Wednesday, March 29, 2000 11:57 AM
part 23

There was a slight change in the weather: we had a blizzard. The largest snowfall in fifteen years fell in a little over twelve hours. Some of the drifts stood over a metre in height on their own. Those that were built on something (such as a car) were much higher. The windows and front door of the office were a wall of snow. Cars were covered completely. I couldn't walk around outside because the snow on the footpath was so deep that if I did wear my boots, they would fill with snow, and the temperature was so low that if I didn't wear them, I would get frostbite. sigh.

Atli and Jóhanna wanted to go to the movies. Outside, the visibility was often less than a metre. Driving on the road was essentially "aim between the street lights and drive very slowly". Cars became bogged if the driver tarried a bit too long at the traffic lights. We did reach the cinema... in a sense: cars blocked the road from half a kilometre away, all stuck in the snow. That was as close as we could get. We went home.

The Eurythmics would have changed the words to "Mondays are made of this", and who am I to disagree? I had a Monday. I had to meet someone in another town. The weather was fine and the bus terminal is only a kilometre away, so I walked there. I arrived a few minutes early, but the bus had arrived a few more minutes early. I missed it. I waited for another bus. I waited and I waited and I waited. After an hour, I asked someone when would be the next bus, and was told that I had another two hours' wait, so I had to make a phone call. Unfortunately, I'd left the phone number at work and there were no taxis. I started to walk home. Unfortunately, I had noticed the weather, and Atli's theory prevailed: the weather changed. It became poor, with snow and strong wind ushering me at a great pace across the ice. I arrived at work and found that my phone didn't work, so I went home to phone from there. There was no answer. I went back to work, during which time my phone had evidently called a service technician and had itself repaired. I made my phone call and started to walk back to the bus terminal because the weather had become fine again. Really. Had I spent even a moment thinking about it, I would have called a taxi, but I didn't. About halfway to the terminal, the weather turned poor again, with more snow and the strong wind attempting to prevent me from arriving. The temperature dropped to -2°C, with the wind chill making the day feel much colder.
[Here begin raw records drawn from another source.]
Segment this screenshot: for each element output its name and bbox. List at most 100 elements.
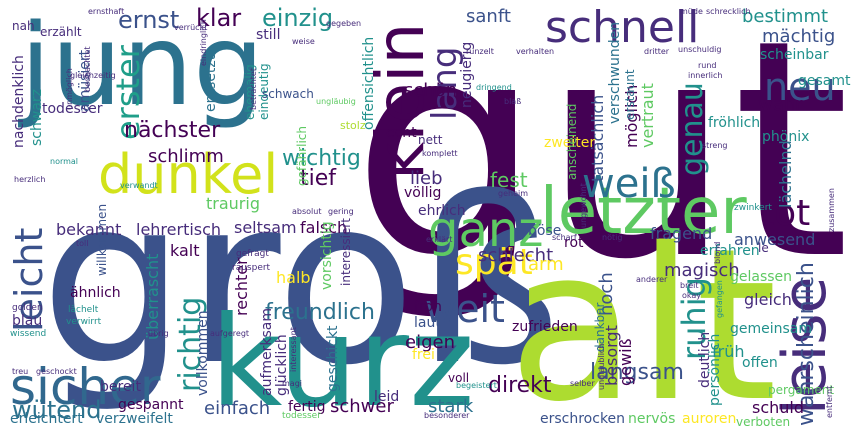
word-47: stark [428,396,474,417]
word-111: erfahren [700,243,760,259]
word-11: schnell [545,2,700,53]
word-170: verhalten [516,47,555,56]
word-69: gewiß [616,338,635,386]
word-152: besonderer [424,411,470,420]
word-61: gleich [744,290,792,309]
word-37: hoch [596,272,617,316]
word-177: streng [702,141,728,150]
word-131: stolz [340,119,366,132]
word-119: entsetzt [203,54,219,112]
word-148: treu [12,367,29,376]
word-28: wahrscheinlich [794,262,819,426]
word-79: todesser [42,101,103,117]
word-145: verwirrt [66,317,102,327]
word-160: beobachtet [83,46,92,92]
word-171: dritter [644,47,670,56]
word-140: breit [680,281,699,290]
word-120: amüsiert [77,49,93,112]
word-175: dringend [476,83,512,92]
word-77: nachdenklich [11,55,27,148]
word-44: sanft [466,6,511,27]
word-81: zweiter [544,135,596,151]
word-38: schlecht [478,245,554,266]
word-56: halb [276,268,311,287]
word-64: tatsächlich [588,94,607,182]
word-82: gelassen [730,269,793,285]
word-167: müde [680,7,703,16]
word-168: schrecklich [706,7,751,16]
word-113: fröhlich [708,115,761,131]
word-87: erschrocken [540,411,626,427]
word-107: vorsichtig [319,221,335,290]
word-147: wissend [10,329,47,339]
word-45: schlimm [148,146,224,167]
word-31: ernst [118,6,180,34]
word-105: glücklich [274,334,290,396]
word-92: dankbar [593,302,607,352]
word-96: voll [448,371,470,385]
word-189: todesser [282,411,321,421]
word-46: schwer [330,396,394,417]
word-8: sicher [10,358,161,416]
word-67: überrascht [143,253,162,340]
word-143: übrig [148,329,169,338]
word-5: letzter [540,175,747,249]
word-40: magisch [664,260,740,281]
word-2: alt [508,203,778,432]
word-162: eindringlich [199,19,208,66]
word-41: bestimmt [742,6,829,27]
word-89: auroren [682,411,737,427]
word-18: genau [675,82,710,176]
word-180: absolut [292,207,322,216]
word-29: klar [196,4,242,32]
word-51: lehrertisch [136,220,222,239]
word-75: ehrlich [418,203,466,219]
word-57: traurig [206,194,260,213]
word-127: nah [12,19,35,33]
word-97: geschickt [325,325,341,392]
word-21: ruhig [675,277,713,360]
word-114: scheinbar [760,47,829,63]
word-133: gefragt [236,249,269,259]
word-1: groß [40,149,562,416]
word-183: ungewohnt [579,183,588,228]
word-20: erster [109,45,147,140]
word-27: langsam [590,360,684,385]
word-94: leid [374,389,400,405]
word-23: nächster [124,118,221,143]
word-85: offen [742,355,778,371]
word-156: normal [50,157,79,166]
word-86: persönlich [707,333,723,406]
word-63: lächelnd [776,140,795,208]
word-188: gefangen [715,280,724,318]
word-106: interessiert [339,218,353,286]
word-101: verzweifelt [96,411,173,427]
word-135: erklärt [426,235,453,244]
word-73: laut [414,315,441,331]
word-109: rot [564,235,584,251]
word-138: blond [713,241,722,264]
word-36: schön [404,80,458,101]
word-154: toll [76,239,89,248]
word-25: wütend [12,396,102,424]
word-14: tot [760,193,811,234]
word-116: le [758,241,769,255]
word-84: deutlich [697,331,713,388]
word-187: magi [282,379,302,388]
word-103: vollkommen [195,310,211,396]
word-50: bekannt [56,220,122,239]
word-100: erleichtert [10,411,83,427]
word-99: bereit [100,379,141,395]
word-155: herzlich [14,175,46,184]
word-153: ungläubig [316,97,356,106]
word-117: verschwunden [607,21,623,124]
word-15: leicht [7,227,51,332]
word-60: anwesend [734,230,816,249]
word-71: blau [12,313,43,329]
word-176: blaß [504,97,522,106]
word-139: anderer [636,275,668,284]
word-163: ernsthaft [88,7,125,16]
word-7: leise [770,276,840,415]
word-121: ehemalig [243,64,257,120]
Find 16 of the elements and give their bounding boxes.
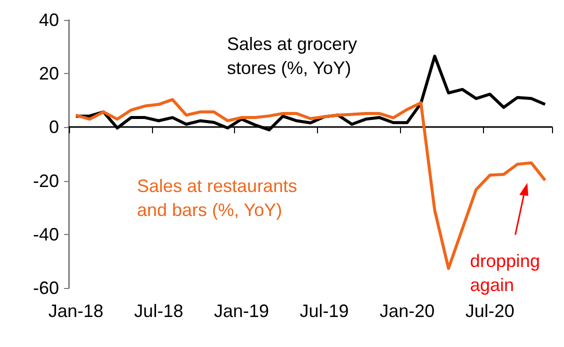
y-tick-label: 40 — [38, 10, 59, 30]
text: Sales at restaurants and bars (%, YoY) — [137, 176, 302, 220]
x-tick-label: Jul-18 — [134, 301, 184, 321]
annotation: dropping again — [470, 251, 540, 295]
y-tick-label: -20 — [32, 170, 59, 191]
x-tick-label: Jul-19 — [300, 301, 349, 321]
line-series — [74, 98, 547, 270]
x-tick-label: Jan-18 — [48, 301, 104, 321]
y-tick-label: -60 — [32, 278, 59, 298]
x-tick-label: Jul-20 — [465, 301, 514, 321]
y-tick-label: 0 — [48, 117, 59, 138]
y-tick-label: 20 — [38, 64, 59, 84]
text: Sales at grocery stores (%, YoY) — [227, 34, 358, 78]
x-tick-label: Jan-19 — [214, 301, 270, 321]
y-tick-label: -40 — [32, 224, 59, 244]
x-tick-label: Jan-20 — [380, 301, 435, 321]
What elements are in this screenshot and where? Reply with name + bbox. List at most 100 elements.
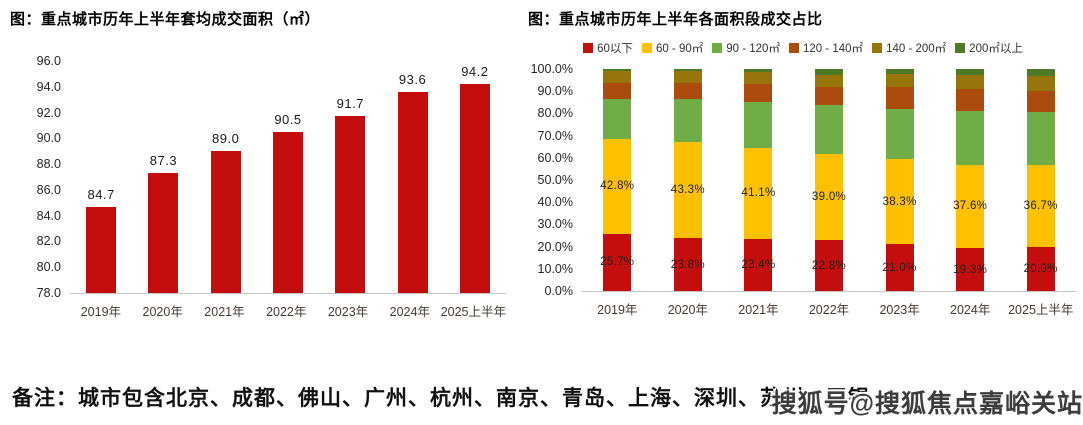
bar-column: 87.3 — [148, 61, 179, 293]
x-axis-label: 2024年 — [950, 303, 991, 317]
bar-segment — [814, 105, 843, 154]
legend-item: 60 - 90㎡ — [641, 40, 704, 56]
stacked-bar-column: 19.3% 37.6% — [953, 69, 988, 291]
bar-segment — [673, 238, 702, 291]
bar — [272, 131, 303, 293]
watermark-text: 搜狐号@搜狐焦点嘉峪关站 — [771, 390, 1083, 418]
left-chart-title: 图：重点城市历年上半年套均成交面积（㎡） — [10, 12, 321, 28]
bar-slot: 90.5 — [257, 61, 319, 293]
bar-segment — [956, 75, 985, 90]
legend-item: 60以下 — [583, 40, 633, 56]
bar — [86, 206, 117, 293]
bar-segment — [814, 69, 843, 75]
bar-segment — [885, 244, 914, 291]
average-area-chart-panel: 图：重点城市历年上半年套均成交面积（㎡） 96.0 94.0 92.0 90.0 88.… — [10, 8, 512, 320]
legend-swatch — [872, 43, 883, 53]
y-axis-tick-label: 96.0 — [36, 54, 61, 68]
x-axis-label: 2023年 — [327, 305, 369, 319]
bar-segment — [885, 69, 914, 75]
bar-slot: 91.7 — [319, 61, 381, 293]
y-axis-tick-label: 30.0% — [537, 217, 573, 232]
stacked-bar-column: 21.0% 38.3% — [883, 69, 916, 291]
bar — [335, 116, 366, 293]
y-axis-tick-label: 80.0 — [36, 260, 61, 275]
bar — [397, 91, 428, 293]
bar-segment — [885, 74, 914, 88]
y-axis-tick-label: 40.0% — [537, 195, 573, 210]
legend-label: 90 - 120㎡ — [726, 43, 780, 55]
right-chart-title: 图：重点城市历年上半年各面积段成交占比 — [528, 12, 823, 28]
bar-segment — [814, 86, 843, 106]
bar-segment — [673, 82, 702, 100]
bar-slot: 93.6 — [381, 61, 443, 293]
segment-value-label: 41.1% — [741, 187, 776, 200]
bar-segment — [1026, 69, 1055, 76]
bar-segment — [885, 109, 914, 160]
stacked-bar-column: 23.8% 43.3% — [670, 69, 705, 291]
x-axis-label: 2020年 — [142, 305, 183, 319]
x-axis-label: 2019年 — [597, 303, 638, 317]
y-axis-tick-label: 80.0% — [537, 106, 573, 121]
bar-segment — [603, 138, 632, 234]
y-axis-tick-label: 82.0 — [36, 234, 61, 249]
legend-item: 120 - 140㎡ — [788, 40, 864, 56]
y-axis-tick-label: 70.0% — [537, 128, 573, 143]
legend-swatch — [641, 43, 652, 53]
stacked-bar-slot: 23.4% 41.1% — [723, 69, 794, 291]
x-axis-label: 2023年 — [879, 303, 920, 317]
bar-segment — [603, 69, 632, 72]
stacked-bar-slot: 23.8% 43.3% — [653, 69, 724, 291]
y-axis-tick-label: 94.0 — [36, 79, 61, 94]
right-chart-plot-area: 100.0% 90.0% 80.0% 70.0% 60.0% 50.0% 40.0% 30.0… — [531, 62, 1076, 298]
legend-item: 200㎡以上 — [955, 40, 1023, 56]
bar-segment — [956, 164, 985, 249]
y-axis-tick-label: 78.0 — [36, 286, 61, 300]
bar-column: 84.7 — [86, 61, 117, 293]
bar-column: 90.5 — [272, 61, 303, 293]
legend-swatch — [583, 43, 594, 53]
legend-swatch — [712, 43, 723, 53]
bar-segment — [1026, 246, 1055, 291]
bar-column: 89.0 — [210, 61, 241, 293]
bar-slot: 89.0 — [195, 61, 257, 293]
bar-segment — [956, 89, 985, 111]
bar — [148, 173, 179, 293]
segment-value-label: 25.7% — [600, 256, 635, 269]
bar-segment — [744, 84, 773, 103]
bar-segment — [744, 102, 773, 148]
bar-column: 91.7 — [335, 61, 366, 293]
bar-slot: 84.7 — [70, 61, 132, 293]
bar-segment — [603, 82, 632, 100]
segment-value-label: 19.3% — [953, 263, 988, 276]
bar-segment — [956, 248, 985, 291]
bar-segment — [744, 239, 773, 291]
y-axis-tick-label: 88.0 — [36, 157, 61, 172]
x-axis-label: 2020年 — [667, 303, 709, 317]
bar-value-label: 93.6 — [398, 71, 427, 87]
y-axis-tick-label: 100.0% — [530, 62, 573, 76]
x-axis-label: 2024年 — [389, 305, 430, 319]
bar-column: 94.2 — [459, 61, 490, 293]
stacked-bar-slot: 22.8% 39.0% — [794, 69, 865, 291]
segment-value-label: 43.3% — [670, 184, 705, 197]
legend-label: 60 - 90㎡ — [655, 43, 704, 55]
bar-segment — [956, 69, 985, 76]
legend-swatch — [788, 43, 799, 53]
bar-segment — [673, 69, 702, 72]
bar-segment — [1026, 90, 1055, 113]
segment-value-label: 23.8% — [670, 258, 705, 271]
bar-value-label: 90.5 — [274, 111, 302, 127]
bar-segment — [1026, 75, 1055, 91]
stacked-bar-column: 23.4% 41.1% — [741, 69, 776, 291]
segment-value-label: 37.6% — [953, 200, 988, 213]
segment-value-label: 36.7% — [1023, 199, 1058, 212]
right-chart-x-axis: 2019年 2020年 2021年 2022年 2023年 2024年 2025上半年 — [582, 292, 1076, 318]
bar-segment — [814, 240, 843, 291]
y-axis-tick-label: 92.0 — [36, 105, 61, 120]
legend-item: 90 - 120㎡ — [712, 40, 780, 56]
stacked-bar-column: 25.7% 42.8% — [600, 69, 635, 291]
bar-value-label: 84.7 — [87, 186, 115, 202]
legend-label: 120 - 140㎡ — [802, 43, 864, 55]
bar-segment — [603, 99, 632, 139]
bar-value-label: 87.3 — [149, 153, 178, 169]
One assumes a certain posture while walking into strong wind: lean forward, take small steps, and hope that the wind doesn't change suddenly either direction or strength. Marcel Marceau had obviously done it before. By the time that I arrived at the terminal, the front of me was covered entirely by powder snow. The material of my jacket didn't absorb the snow unless I attempted to wipe it, so I had to remain like that until the snow evaporated, much to the mirth of the other passengers. I'd have said that it was briefly amusing, except that it wasn't. Okay, so I did laugh, too. So what.
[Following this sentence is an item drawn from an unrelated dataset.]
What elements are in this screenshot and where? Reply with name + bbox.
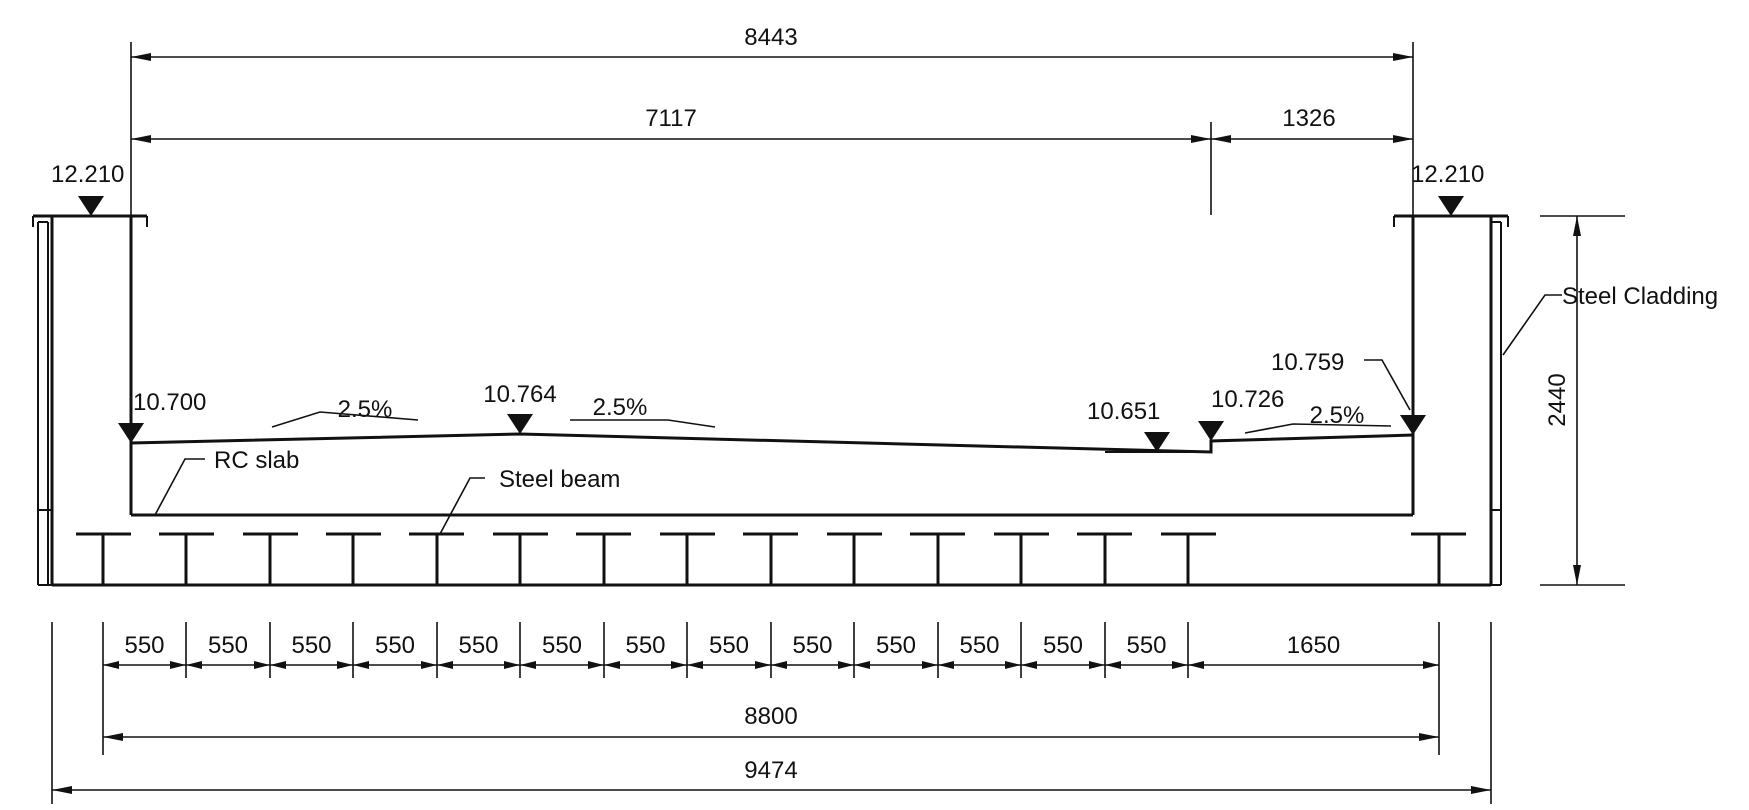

After having written that, I read an article about Alan Hinkes. According to the text, he wanted to be the first British person to climb to all 14 peaks that are higher than 8,000 metres. He survived the thin air at the peak of Everest and K2, but he had a Monday while climbing Nanga Parbat: he inhaled flour dust while eating a chapati. The resulting sneeze caused him to slip a disk in his back and he was unable to move for more than a week. When a helicopter finally rescued him, he said "You have to see the bizarre, comic side, although it was sheer bloody agony at the time". There's a lesson to be learned: never climb while eating a chapati.

Anyway, I had my meeting. Then I had to come back...

Mondays like that never end well. I went to the terminal in the other town, again in time for the bus, and this time the bus wasn't early. It wasn't on time, either. It was cancelled. So was the next one. It was two hours before a bus arrived, and another half hour before it left. According to the list of stops, it would take me to the original bus terminal, and from there it would stop almost outside my apartment door, before continuing to stops further away. When we arrived at the terminal, I was tempted to get out and walk - just in case, but I didn't. What could possibly go wrong? :-) What could possibly go wrong is that the bus ignored the second stop and went on to the third one. I got out there and found that I was about three kilometres away from home, on the opposite side. At least it wasn't raining, but I didn't notice it at the time. Had I done so, then it might have started raining. I reached home eventually. If nothing else, I'm better at walking on ice, having had a crash course, indeed. Oh, that's terrible.